Dans ce contexte, Mme la Ministre peut-elle communiquer son analyse de la situation financière des aéroports wallons en matière de couverture des coûts des activités aéronautiques par les seules redevances ?
Réponse du 22/04/2026
de NEVEN Cécile
Il convient tout d’abord de préciser qu’il est réducteur de vouloir considérer l’analyse des coûts et rentrées financières sous le seul aspect de l’activité, certes centrale, de faite atterrir ou décoller des avions.
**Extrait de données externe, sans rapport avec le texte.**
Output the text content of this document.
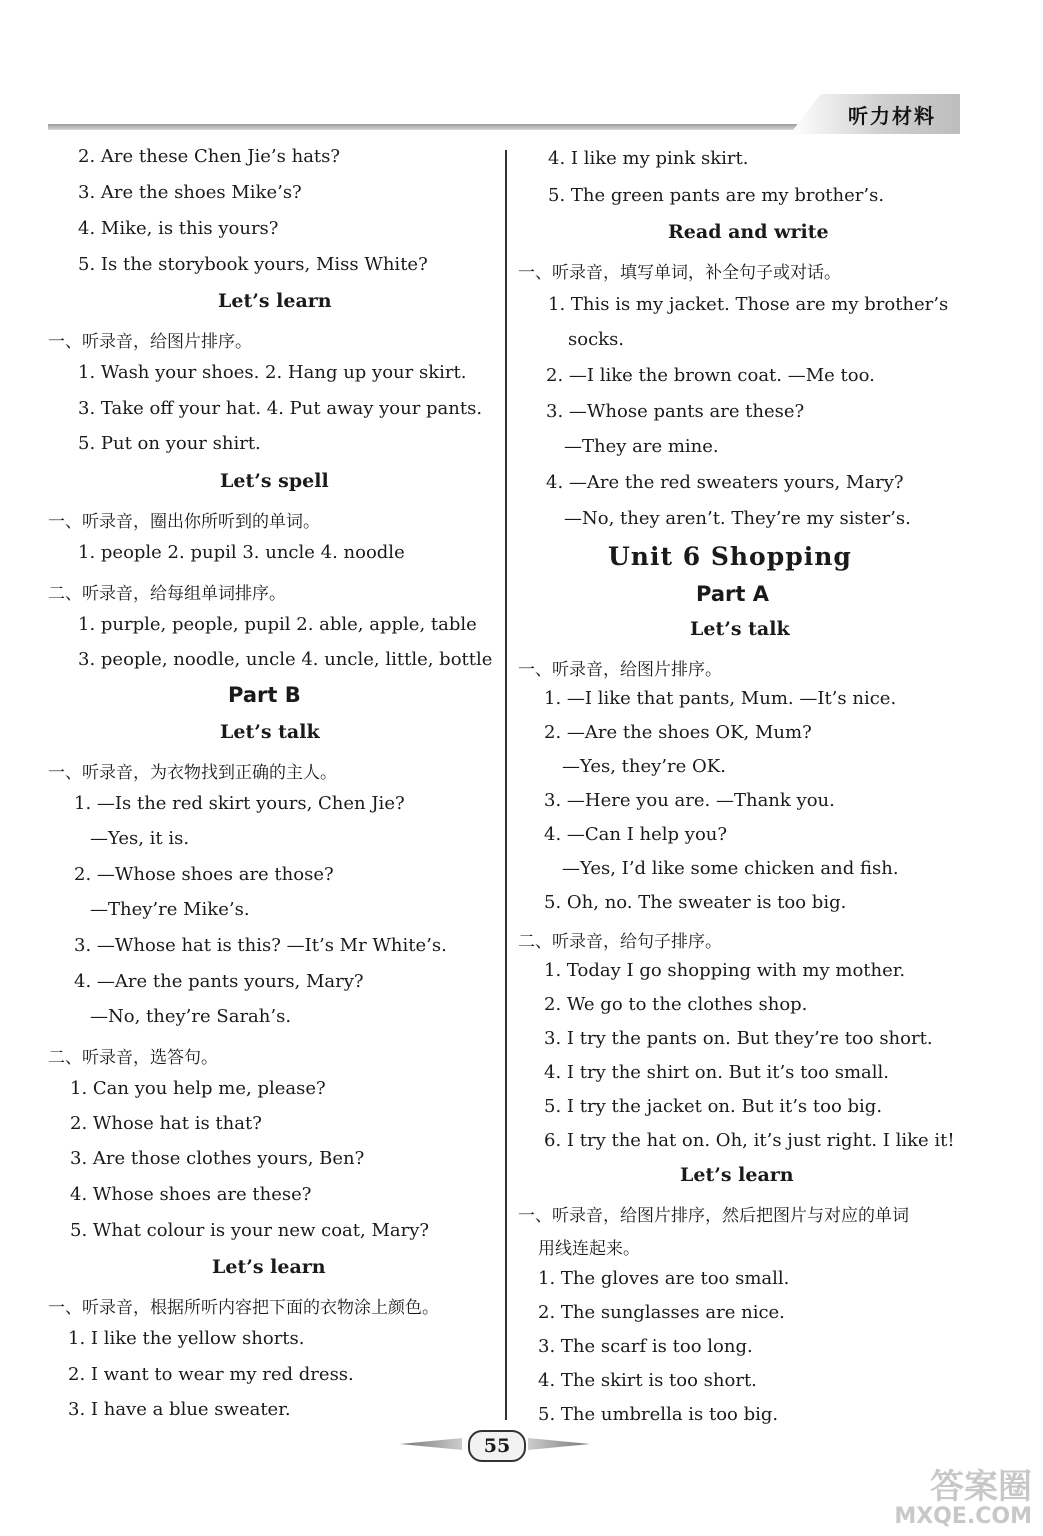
听力材料
2. Are these Chen Jie’s hats?
3. Are the shoes Mike’s?
4. Mike, is this yours?
5. Is the storybook yours, Miss White?
Let’s learn
一、听录音，给图片排序。
1. Wash your shoes. 2. Hang up your skirt.
3. Take off your hat. 4. Put away your pants.
5. Put on your shirt.
Let’s spell
一、听录音，圈出你所听到的单词。
1. people 2. pupil 3. uncle 4. noodle
二、听录音，给每组单词排序。
1. purple, people, pupil 2. able, apple, table
3. people, noodle, uncle 4. uncle, little, bottle
Part B
Let’s talk
一、听录音，为衣物找到正确的主人。
1. —Is the red skirt yours, Chen Jie?
—Yes, it is.
2. —Whose shoes are those?
—They’re Mike’s.
3. —Whose hat is this? —It’s Mr White’s.
4. —Are the pants yours, Mary?
—No, they’re Sarah’s.
二、听录音，选答句。
1. Can you help me, please?
2. Whose hat is that?
3. Are those clothes yours, Ben?
4. Whose shoes are these?
5. What colour is your new coat, Mary?
Let’s learn
一、听录音，根据所听内容把下面的衣物涂上颜色。
1. I like the yellow shorts.
2. I want to wear my red dress.
3. I have a blue sweater.
4. I like my pink skirt.
5. The green pants are my brother’s.
Read and write
一、听录音，填写单词，补全句子或对话。
1. This is my jacket. Those are my brother’s
socks.
2. —I like the brown coat. —Me too.
3. —Whose pants are these?
—They are mine.
4. —Are the red sweaters yours, Mary?
—No, they aren’t. They’re my sister’s.
Unit 6 Shopping
Part A
Let’s talk
一、听录音，给图片排序。
1. —I like that pants, Mum. —It’s nice.
2. —Are the shoes OK, Mum?
—Yes, they’re OK.
3. —Here you are. —Thank you.
4. —Can I help you?
—Yes, I’d like some chicken and fish.
5. Oh, no. The sweater is too big.
二、听录音，给句子排序。
1. Today I go shopping with my mother.
2. We go to the clothes shop.
3. I try the pants on. But they’re too short.
4. I try the shirt on. But it’s too small.
5. I try the jacket on. But it’s too big.
6. I try the hat on. Oh, it’s just right. I like it!
Let’s learn
一、听录音，给图片排序，然后把图片与对应的单词
用线连起来。
1. The gloves are too small.
2. The sunglasses are nice.
3. The scarf is too long.
4. The skirt is too short.
5. The umbrella is too big.
55
答案圈
MXQE.COM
En effet, les aéroports wallons s’inscrivent dans un modèle économique mixte combinant des revenus aéronautiques (redevances d’atterrissage, de décollage, parkings avions, et cetera), des revenus non aéronautiques (parkings voitures, commerces, activités immobilières, handling, et cetera.) et des subventions publiques pour missions régaliennes, couvrant notamment la sûreté, l’incendie ou les missions de service public.
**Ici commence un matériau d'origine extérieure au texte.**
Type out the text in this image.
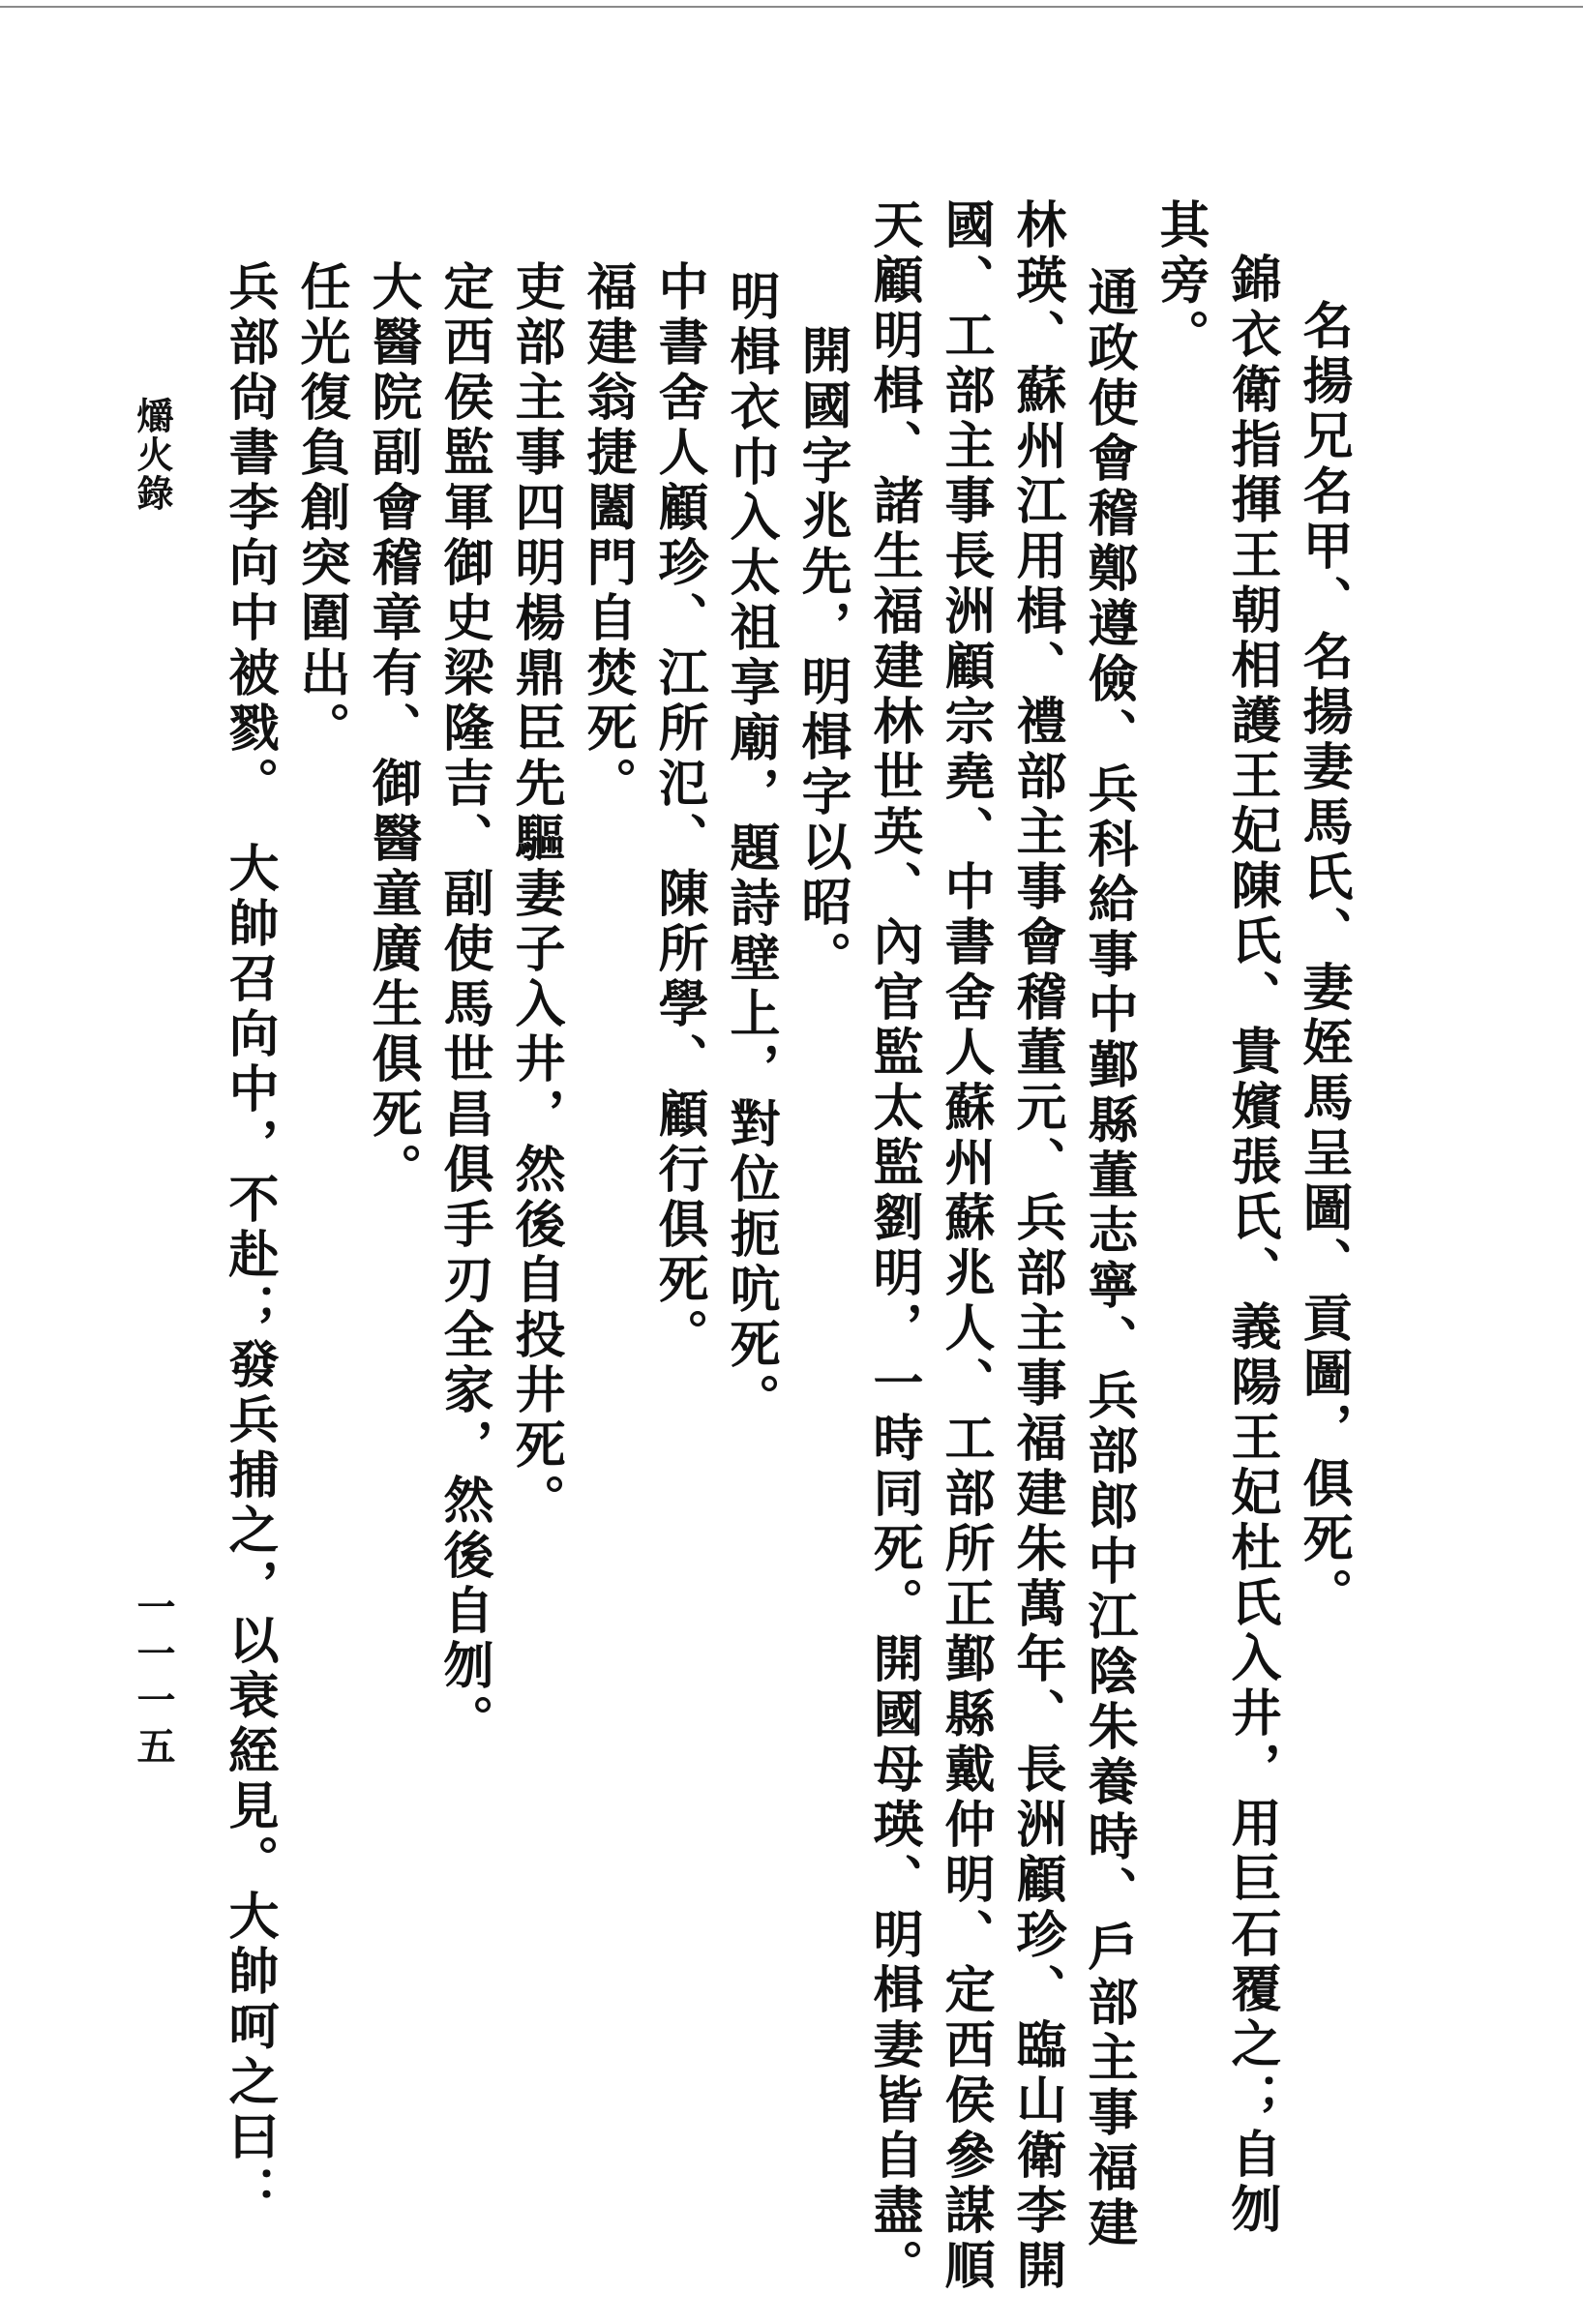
名揚兄名甲、名揚妻馬氏、妻姪馬呈圖、貢圖，俱死。
錦衣衛指揮王朝相護王妃陳氏、貴嬪張氏、義陽王妃杜氏入井，用巨石覆之；自刎
其旁。
通政使會稽鄭遵儉、兵科給事中鄞縣董志寧、兵部郎中江陰朱養時、戶部主事福建
林瑛、蘇州江用楫、禮部主事會稽董元、兵部主事福建朱萬年、長洲顧珍、臨山衛李開
國、工部主事長洲顧宗堯、中書舍人蘇州蘇兆人、工部所正鄞縣戴仲明、定西侯參謀順
天顧明楫、諸生福建林世英、內官監太監劉明，一時同死。開國母瑛、明楫妻皆自盡。
開國字兆先，明楫字以昭。
明楫衣巾入太祖享廟，題詩壁上，對位扼吭死。
中書舍人顧珍、江所氾、陳所學、顧行俱死。
福建翁捷闔門自焚死。
吏部主事四明楊鼎臣先驅妻子入井，然後自投井死。
定西侯監軍御史梁隆吉、副使馬世昌俱手刃全家，然後自刎。
大醫院副會稽章有、御醫童廣生俱死。
任光復負創突圍出。
兵部尙書李向中被戮。　大帥召向中，不赴；發兵捕之，以衰絰見。大帥呵之曰：
爝火錄
一一一五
Il existe donc un écosystème et un modèle économique, qui s’imposent à l’exploitant d’un aéroport afin de rencontrer tant les obligations légales ou réglementaires que les besoins opérationnels pour permettre cette activité purement aéronautique.
De plus, la définition des coûts pour ces seules activités aéronautiques est complexe à établir.
En effet, à titre d’exemple, il est impensable d’exploiter un aéroport sans tenir compte des coûts engendrés par la sûreté parce que ceux-ci ne sont pas liés directement aux activités aéronautiques, mais sans la mise en place d’un service de sûreté, l’aéroport ne pourrait être exploité.
Les redevances aéronautiques contribuent substantiellement au financement des infrastructures et services nécessaires aux opérations aériennes, mais elles ne couvrent pas, à elles seules, l’ensemble des coûts de l’activité aéronautique, dès lors que celle ci repose sur des infrastructures, des coûts de sûreté et des charges immobilières indispensables, mais non attribuables exclusivement au trafic aérien.
Le modèle économique des aéroports régionaux wallons repose donc, comme dans la majorité des aéroports européens, sur un équilibre entre ses différentes sources de revenus.